What Can You Do About E-Waste In Your Household?
OK, this one is kind of obvious, but we cannot stress it enough: do not trash your electronics waste. Why? First off, it is illegal in many states. Secondly, most electronic components contain dangerous toxic chemicals that are bad for the environment, BUT can be scrapped and reused for rare and valuable elements. Pretty much anything that is fully working, but simply has no value to you, can be reused by someone else. There are plenty of options and ways to get rid of tech stuff, be in local drop-offs or mail-in services. For more information, please see our How to Properly Dispose of Unwanted Technology blog post.
Existing Online Buy Back Programs
There are plenty of options when it comes to selling electronics online, and we spoke about it at length in our previous posts. Selling your used laptop, a smartphone or other gadgets is a great way to not only make sure the unwanted technology lives on instead of polluting the landfills, but it can also help you make a few extra bucks. At Gadget Salvation, even if we cannot make you an offer on your device, we will recycle it for you free of charge.
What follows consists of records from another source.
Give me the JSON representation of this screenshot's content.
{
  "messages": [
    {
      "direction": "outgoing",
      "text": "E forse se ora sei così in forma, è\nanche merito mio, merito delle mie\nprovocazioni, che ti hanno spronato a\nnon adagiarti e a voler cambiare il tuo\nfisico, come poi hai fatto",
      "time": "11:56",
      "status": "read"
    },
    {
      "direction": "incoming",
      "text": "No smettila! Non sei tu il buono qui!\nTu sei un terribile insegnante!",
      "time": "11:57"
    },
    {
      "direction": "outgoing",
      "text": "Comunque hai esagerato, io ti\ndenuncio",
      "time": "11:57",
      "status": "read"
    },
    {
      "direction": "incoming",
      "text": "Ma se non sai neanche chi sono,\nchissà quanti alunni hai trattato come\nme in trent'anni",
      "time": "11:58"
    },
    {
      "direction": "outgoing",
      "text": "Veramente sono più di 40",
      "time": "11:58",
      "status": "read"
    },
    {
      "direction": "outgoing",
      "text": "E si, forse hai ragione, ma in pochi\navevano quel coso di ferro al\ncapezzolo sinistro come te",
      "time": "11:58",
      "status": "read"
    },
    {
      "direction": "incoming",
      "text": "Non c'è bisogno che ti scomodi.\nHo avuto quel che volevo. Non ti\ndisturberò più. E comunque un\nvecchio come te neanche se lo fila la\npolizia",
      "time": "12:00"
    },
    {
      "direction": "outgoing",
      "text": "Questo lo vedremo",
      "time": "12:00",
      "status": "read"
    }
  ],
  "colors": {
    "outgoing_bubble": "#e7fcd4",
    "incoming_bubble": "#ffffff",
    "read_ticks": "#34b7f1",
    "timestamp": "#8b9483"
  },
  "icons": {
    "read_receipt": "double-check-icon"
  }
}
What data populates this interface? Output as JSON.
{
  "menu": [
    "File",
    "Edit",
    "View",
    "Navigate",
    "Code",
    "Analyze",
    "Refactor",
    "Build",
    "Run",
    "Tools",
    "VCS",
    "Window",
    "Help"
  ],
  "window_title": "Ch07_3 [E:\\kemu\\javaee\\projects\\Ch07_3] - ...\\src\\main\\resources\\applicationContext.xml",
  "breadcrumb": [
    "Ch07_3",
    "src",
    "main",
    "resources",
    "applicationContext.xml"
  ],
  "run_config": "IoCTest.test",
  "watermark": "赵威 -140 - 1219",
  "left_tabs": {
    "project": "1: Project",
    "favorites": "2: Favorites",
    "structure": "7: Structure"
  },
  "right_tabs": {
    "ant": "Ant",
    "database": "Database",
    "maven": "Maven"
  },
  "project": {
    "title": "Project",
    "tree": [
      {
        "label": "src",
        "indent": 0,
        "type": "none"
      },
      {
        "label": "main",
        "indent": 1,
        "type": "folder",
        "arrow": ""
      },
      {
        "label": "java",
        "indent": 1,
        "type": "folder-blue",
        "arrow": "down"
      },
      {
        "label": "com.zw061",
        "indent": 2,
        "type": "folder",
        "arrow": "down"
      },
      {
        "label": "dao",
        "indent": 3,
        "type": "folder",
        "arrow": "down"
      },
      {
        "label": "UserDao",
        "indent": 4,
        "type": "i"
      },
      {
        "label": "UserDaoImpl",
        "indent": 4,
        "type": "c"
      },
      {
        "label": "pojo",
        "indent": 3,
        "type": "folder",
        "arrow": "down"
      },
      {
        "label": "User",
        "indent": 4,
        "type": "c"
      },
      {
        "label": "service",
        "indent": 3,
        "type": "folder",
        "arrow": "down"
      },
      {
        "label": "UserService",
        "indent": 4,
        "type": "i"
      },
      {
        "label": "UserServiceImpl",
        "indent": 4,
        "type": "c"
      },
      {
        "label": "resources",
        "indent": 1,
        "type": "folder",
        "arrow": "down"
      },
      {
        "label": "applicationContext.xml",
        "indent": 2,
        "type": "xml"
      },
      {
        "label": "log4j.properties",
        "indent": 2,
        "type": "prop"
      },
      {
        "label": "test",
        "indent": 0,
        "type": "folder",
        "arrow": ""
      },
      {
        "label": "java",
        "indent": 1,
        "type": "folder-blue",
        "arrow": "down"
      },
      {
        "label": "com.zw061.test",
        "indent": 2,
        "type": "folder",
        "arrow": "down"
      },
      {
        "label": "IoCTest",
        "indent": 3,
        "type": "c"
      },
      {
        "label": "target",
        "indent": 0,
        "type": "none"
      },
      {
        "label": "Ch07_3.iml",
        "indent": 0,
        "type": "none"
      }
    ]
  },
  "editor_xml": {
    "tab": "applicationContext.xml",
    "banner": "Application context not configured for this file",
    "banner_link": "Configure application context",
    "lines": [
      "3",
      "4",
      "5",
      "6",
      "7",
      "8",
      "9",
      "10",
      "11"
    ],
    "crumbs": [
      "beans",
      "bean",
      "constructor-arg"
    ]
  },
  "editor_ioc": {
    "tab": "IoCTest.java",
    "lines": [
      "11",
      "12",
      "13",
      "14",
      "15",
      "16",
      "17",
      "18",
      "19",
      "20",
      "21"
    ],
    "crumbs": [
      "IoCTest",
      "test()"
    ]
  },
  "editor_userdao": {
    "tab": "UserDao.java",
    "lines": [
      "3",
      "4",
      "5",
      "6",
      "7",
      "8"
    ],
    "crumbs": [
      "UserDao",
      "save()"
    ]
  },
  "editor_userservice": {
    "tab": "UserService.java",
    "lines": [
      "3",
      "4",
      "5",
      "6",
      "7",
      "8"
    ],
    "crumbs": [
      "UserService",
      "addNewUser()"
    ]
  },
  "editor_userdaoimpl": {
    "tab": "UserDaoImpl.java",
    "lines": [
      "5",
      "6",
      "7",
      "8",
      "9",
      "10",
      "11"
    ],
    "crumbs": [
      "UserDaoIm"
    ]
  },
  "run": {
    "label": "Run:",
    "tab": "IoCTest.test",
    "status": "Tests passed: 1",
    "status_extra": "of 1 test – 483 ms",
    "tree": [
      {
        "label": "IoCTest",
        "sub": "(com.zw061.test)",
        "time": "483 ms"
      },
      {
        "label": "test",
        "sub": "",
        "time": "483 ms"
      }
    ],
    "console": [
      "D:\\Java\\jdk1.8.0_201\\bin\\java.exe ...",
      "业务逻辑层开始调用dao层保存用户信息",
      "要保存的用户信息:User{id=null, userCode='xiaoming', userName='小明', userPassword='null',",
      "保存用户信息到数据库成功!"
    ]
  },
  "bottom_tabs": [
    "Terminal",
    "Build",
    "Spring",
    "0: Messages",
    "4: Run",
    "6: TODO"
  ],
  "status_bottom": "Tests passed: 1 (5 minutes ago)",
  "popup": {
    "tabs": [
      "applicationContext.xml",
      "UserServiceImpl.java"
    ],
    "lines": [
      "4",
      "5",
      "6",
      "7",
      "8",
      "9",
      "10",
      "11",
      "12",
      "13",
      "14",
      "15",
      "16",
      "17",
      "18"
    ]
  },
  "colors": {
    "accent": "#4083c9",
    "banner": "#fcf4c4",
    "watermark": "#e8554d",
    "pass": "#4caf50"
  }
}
Growing e-waste is a global issue that requires immediate attention. And sure, we all can and should contribute to addressing it in any way we can, but it goes beyond recycling of old electronics. Big corporations must step up as well. Leaders in the tech industry are ought to practice sustainability at every level in order to have a significant positive impact and actually tackle the e-waste problem. Addressing it starts with running operations powered with close to 100% renewable energy, building a responsible and transparent global supply chain, setting clear and unified standards for partners and more. It does not stop there. We need our governments to work together and finally come up with clear e-waste laws and regulations, giving citizens practical tools to keep more e-waste out of landfills.